Tactics and Tools

How to Respond to Questions That Aren’t Really Questions

Author Robby Lashua Published on 11/02/2022

I hate trick questions. We’ve all had someone ask a seemingly innocent question only to realize they were making a point, not inquiring about what we think. “With all of the religions in the world, how can you believe Jesus is the only way to Heaven?” “Why would a loving God send people to Hell?” Sometimes questions like these aren’t real questions; they’re statements proving a point. So, how do we respond to these tricky questions? Jesus to the rescue.

In Matthew 22:24–28, the Sadducees ask Jesus a trick question:

Teacher, Moses said, “If a man dies having no children, his brother as next of kin shall marry his wife, and raise up children for his brother.” Now there were seven brothers with us; and the first married and died, and having no children left his wife to his brother; so also the second, and the third, down to the seventh. Last of all, the woman died. In the resurrection, therefore, whose wife of the seven will she be? For they all had married her.

On the surface, this question seems to be about marriage in Heaven, but it isn’t. The Sadducees had some strange beliefs. Acts 23:8 says, “For the Sadducees say that there is no resurrection, nor an angel, nor a spirit, but the Pharisees acknowledge them all.” Josephus, a first-century Jewish historian, said the Sadducees taught that “souls die with the bodies.” The Sadducees weren’t asking Jesus a genuine question about the afterlife. They didn’t believe there is an afterlife or resurrection. So, what were they asking?

Their question is more of a statement than an actual question. They’re arguing for why there is no afterlife. According to Deuteronomy 25:5–10, if a man dies and leaves his wife a widow, it is the duty of the dead man’s brother to marry the widow and perpetuate his brother’s lineage. The Sadducees are pointing out that if this woman follows the law, as God commanded, then in the afterlife she will be a polygamist married to seven brothers. This obviously goes against God’s design for marriage, therefore there is no afterlife. Tricky. How did Jesus respond?

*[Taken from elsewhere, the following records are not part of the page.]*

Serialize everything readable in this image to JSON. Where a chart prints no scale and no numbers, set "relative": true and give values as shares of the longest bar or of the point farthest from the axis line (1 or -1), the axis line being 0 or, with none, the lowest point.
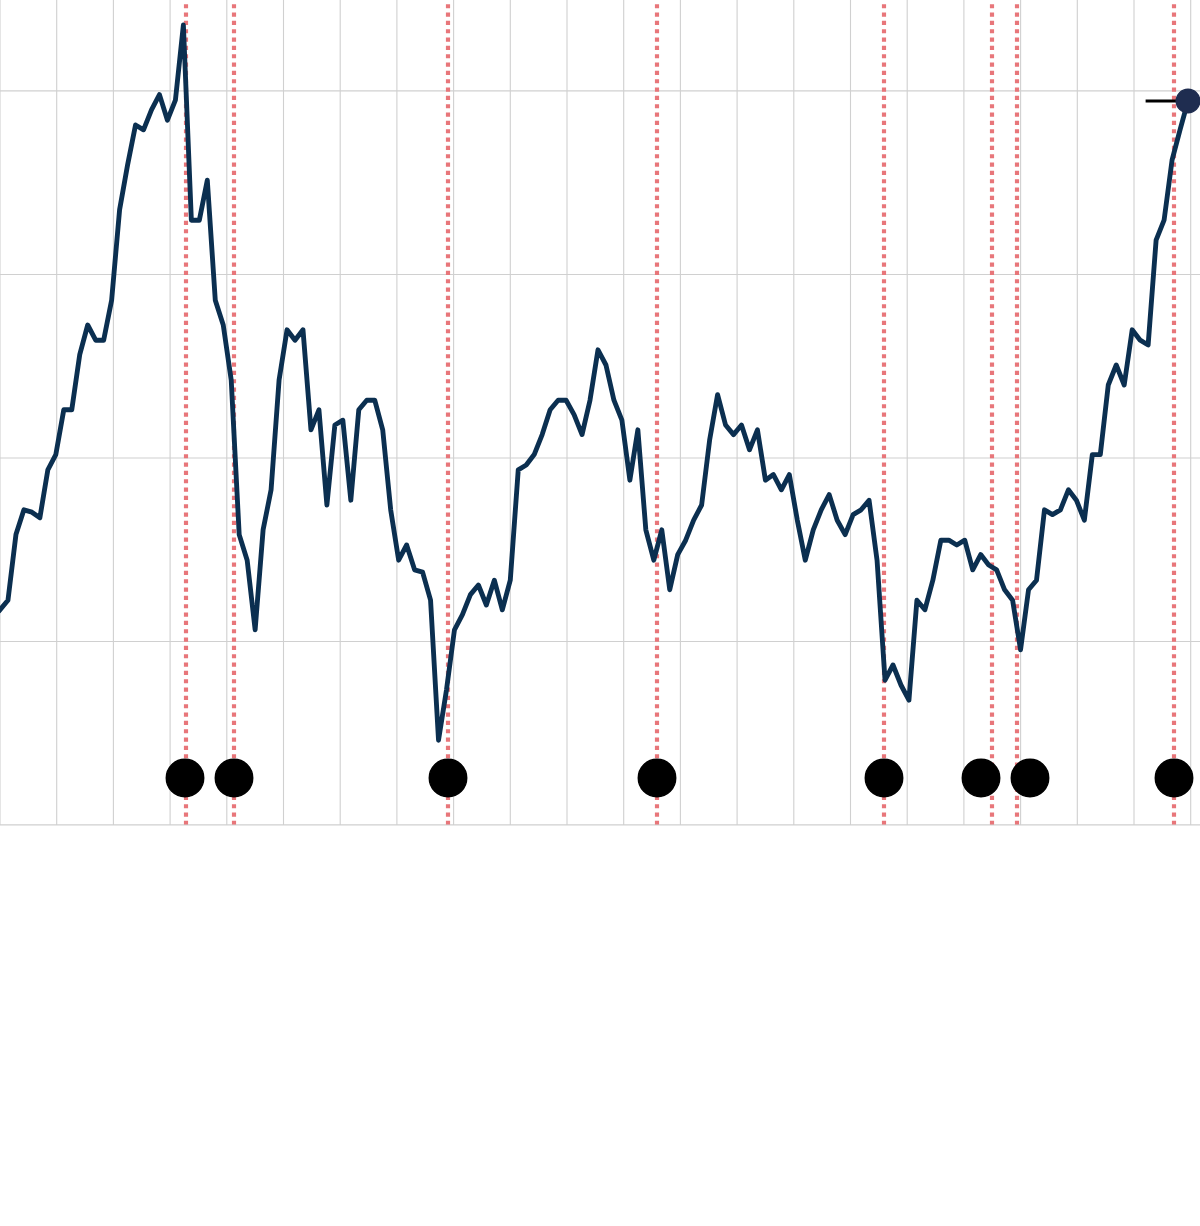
{
  "chart_data": {
    "type": "line",
    "relative": true,
    "grid": true,
    "tick_labels": false,
    "legend": false,
    "categories": [
      null,
      null,
      null,
      null,
      null,
      null,
      null,
      null,
      null,
      null,
      null,
      null,
      null,
      null,
      null,
      null,
      null,
      null,
      null,
      null,
      null,
      null,
      null,
      null,
      null,
      null,
      null,
      null,
      null,
      null,
      null,
      null,
      null,
      null,
      null,
      null,
      null,
      null,
      null,
      null,
      null,
      null,
      null,
      null,
      null,
      null,
      null,
      null,
      null,
      null,
      null,
      null,
      null,
      null,
      null,
      null,
      null,
      null,
      null,
      null,
      null,
      null,
      null,
      null,
      null,
      null,
      null,
      null,
      null,
      null,
      null,
      null,
      null,
      null,
      null,
      null,
      null,
      null,
      null,
      null,
      null,
      null,
      null,
      null,
      null,
      null,
      null,
      null,
      null,
      null,
      null,
      null,
      null,
      null,
      null,
      null,
      null,
      null,
      null,
      null,
      null,
      null,
      null,
      null,
      null,
      null,
      null,
      null,
      null,
      null,
      null,
      null,
      null,
      null,
      null,
      null,
      null,
      null,
      null,
      null,
      null,
      null,
      null,
      null,
      null,
      null,
      null,
      null,
      null,
      null,
      null,
      null,
      null,
      null,
      null,
      null,
      null,
      null,
      null,
      null,
      null,
      null,
      null,
      null,
      null,
      null,
      null,
      null,
      null,
      null
    ],
    "series": [
      {
        "color": "#0b2f50",
        "marker": "none",
        "line_style": "solid",
        "values": [
          0.269,
          0.281,
          0.363,
          0.394,
          0.391,
          0.384,
          0.444,
          0.463,
          0.519,
          0.519,
          0.588,
          0.625,
          0.606,
          0.606,
          0.656,
          0.769,
          0.825,
          0.875,
          0.869,
          0.894,
          0.913,
          0.881,
          0.906,
          1.0,
          0.756,
          0.756,
          0.806,
          0.656,
          0.625,
          0.556,
          0.363,
          0.331,
          0.244,
          0.369,
          0.419,
          0.556,
          0.619,
          0.606,
          0.619,
          0.494,
          0.519,
          0.4,
          0.5,
          0.506,
          0.406,
          0.519,
          0.531,
          0.531,
          0.494,
          0.394,
          0.331,
          0.35,
          0.319,
          0.316,
          0.281,
          0.106,
          0.169,
          0.244,
          0.263,
          0.288,
          0.3,
          0.275,
          0.306,
          0.269,
          0.306,
          0.444,
          0.45,
          0.463,
          0.488,
          0.519,
          0.531,
          0.531,
          0.513,
          0.488,
          0.531,
          0.594,
          0.575,
          0.531,
          0.506,
          0.431,
          0.494,
          0.369,
          0.331,
          0.369,
          0.294,
          0.338,
          0.356,
          0.381,
          0.4,
          0.481,
          0.538,
          0.5,
          0.488,
          0.5,
          0.469,
          0.494,
          0.431,
          0.438,
          0.419,
          0.438,
          0.381,
          0.331,
          0.369,
          0.394,
          0.413,
          0.381,
          0.363,
          0.388,
          0.394,
          0.406,
          0.331,
          0.181,
          0.2,
          0.175,
          0.156,
          0.281,
          0.269,
          0.306,
          0.356,
          0.356,
          0.35,
          0.356,
          0.319,
          0.338,
          0.325,
          0.319,
          0.294,
          0.281,
          0.219,
          0.294,
          0.306,
          0.394,
          0.388,
          0.394,
          0.419,
          0.406,
          0.381,
          0.463,
          0.463,
          0.55,
          0.575,
          0.55,
          0.619,
          0.606,
          0.6,
          0.731,
          0.756,
          0.831,
          0.869,
          0.905
        ]
      }
    ]
  }
}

Jesus was prepared in three different ways to answer this argument.

First, Jesus knew what the Sadducees believed. Look at his response: “You are mistaken, not understanding the Scriptures nor the power of God. For in the resurrection they neither marry nor are given in marriage, but are like angels in heaven” (Matt. 22:29–30). Did you catch that? Jesus mentions that angels are real. He is pointing out that not only are the Sadducees mistaken about the resurrection, but they’re also mistaken in denying the existence of angels. Clever Jesus.

Second, Jesus knew their argument was based on bad reasoning. The Sadducees’ argument is an informal logical fallacy called a false dilemma. It’s based on a premise that limits the options to only two possibilities: Either the widowed woman is a polygamist in the afterlife, or the afterlife doesn’t exist. Jesus sees through this and points out there’s a third option: There’s no marriage in Heaven.

Third, Jesus knew how to defend his beliefs. Another strange belief the Sadducees held was that only the books of Moses were Scripture. Jesus knew this, and he used their Scriptures to disprove their beliefs. He tells them they don’t know the Scriptures and proceeds to point out what they don’t know: “But regarding the resurrection of the dead, have you not read what was spoken to you by God: ‘I am the God of Abraham, the God of Isaac, and the God of Jacob’? He is not the God of the dead but of the living” (Matt. 22:31–32). Jesus quotes Moses—specifically, Exodus 3:6. The Sadducees wanted to talk about what Moses wrote, so Jesus essentially says, “Okay, let’s talk about what Moses wrote.”

This passage from Exodus 3:6 would have been important to the Sadducees because it’s where Moses meets God at the burning bush. Jesus uses this important passage to show the Sadducees they don’t know their stuff. He correctly exegetes this verse for them and proves there must be an afterlife.

Abraham, Isaac, and Jacob all died around 400 years before Moses was born. Yet, God indicates the present tense when talking about these patriarchs to Moses. “I am the God of Abraham, the God of Isaac, and the God of Jacob.” Jesus’ point is that if there is no afterlife, and Abraham, Isaac, and Jacob ceased to exist after their physical death, then the text should say, “I was the God of Abraham, Isaac, and Jacob.” Jesus makes his point by saying, “He is not the God of the dead but of the living.” Jesus believed tense is important when exegeting Scripture.

After Jesus made his point, the people listening in “were astonished at his teaching.”

We can learn from Jesus’ example how to answer trick questions that are objections to our beliefs. We need to know what our objector believes, recognize bad reasoning, and know how to defend our beliefs. This takes time, effort, and practice, but it is well worth it. People around us are watching how we respond, and we need to represent the truth well.